Kerugian pun dialami petani yang sawahnya tergenang banjir. Kaman, warga Desa Cililitan, Kecamatan Patia, mengaku rugi hingga Rp 400.000—yakni biaya pembelian pupuk dan benih—karena sawah yang baru dia tebari benih ikut terendam.
”Anak saya pun tidak bisa sekolah karena gedungnya ikut terendam banjir,” kata Kaman, yang selain bertani juga berprofesi sebagai pencari pasir. Penghasilannya sebagai pencari pasir dengan jukung sekitar Rp 20.000 per hari.
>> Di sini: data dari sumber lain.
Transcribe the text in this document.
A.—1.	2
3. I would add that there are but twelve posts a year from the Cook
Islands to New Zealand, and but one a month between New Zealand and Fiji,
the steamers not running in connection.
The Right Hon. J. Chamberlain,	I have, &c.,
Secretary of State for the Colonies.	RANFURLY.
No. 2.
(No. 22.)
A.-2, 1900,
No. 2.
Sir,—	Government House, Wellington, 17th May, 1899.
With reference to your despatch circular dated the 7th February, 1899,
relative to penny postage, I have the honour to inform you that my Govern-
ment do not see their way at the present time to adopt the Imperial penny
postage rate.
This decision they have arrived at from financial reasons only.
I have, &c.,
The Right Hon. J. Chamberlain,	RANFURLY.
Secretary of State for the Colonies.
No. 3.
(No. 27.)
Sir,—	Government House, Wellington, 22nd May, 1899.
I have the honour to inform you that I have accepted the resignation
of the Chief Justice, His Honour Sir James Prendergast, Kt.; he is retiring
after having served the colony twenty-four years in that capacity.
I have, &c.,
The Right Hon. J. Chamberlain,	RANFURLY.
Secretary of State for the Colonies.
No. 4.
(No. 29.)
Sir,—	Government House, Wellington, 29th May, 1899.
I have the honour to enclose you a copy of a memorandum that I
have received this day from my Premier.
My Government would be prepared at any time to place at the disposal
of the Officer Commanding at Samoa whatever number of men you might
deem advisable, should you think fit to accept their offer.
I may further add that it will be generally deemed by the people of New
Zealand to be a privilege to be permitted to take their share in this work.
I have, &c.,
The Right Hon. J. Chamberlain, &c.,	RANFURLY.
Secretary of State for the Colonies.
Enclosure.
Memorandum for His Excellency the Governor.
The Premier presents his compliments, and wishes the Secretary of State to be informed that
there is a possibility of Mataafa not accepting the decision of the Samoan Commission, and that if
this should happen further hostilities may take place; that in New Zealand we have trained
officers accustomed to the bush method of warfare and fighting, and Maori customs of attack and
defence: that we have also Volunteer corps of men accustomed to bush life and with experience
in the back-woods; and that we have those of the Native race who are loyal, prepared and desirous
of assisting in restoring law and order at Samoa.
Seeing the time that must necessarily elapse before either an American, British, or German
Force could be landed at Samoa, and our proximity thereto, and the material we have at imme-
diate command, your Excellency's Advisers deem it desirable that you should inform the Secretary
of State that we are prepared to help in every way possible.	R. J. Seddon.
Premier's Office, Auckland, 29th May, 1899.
Pada kondisi banjir seperti kali ini, jukung yang sehari-hari dia manfaatkan untuk mengangkut pasir itu dia gunakan untuk mencari penumpang yang hendak menyeberang melintasi ruas yang tergenang banjir.
Menurut Kaman, hujan deras mengguyur pada Senin sekitar pukul 17.00. ”Air mulai naik pada jam tujuh malam, terus naik sampai setinggi dada orang dewasa. Sampai siang ini belum terlihat tanda-tanda surut. Biasanya kalau surut, terlihat batas air di batang kelapa,” katanya.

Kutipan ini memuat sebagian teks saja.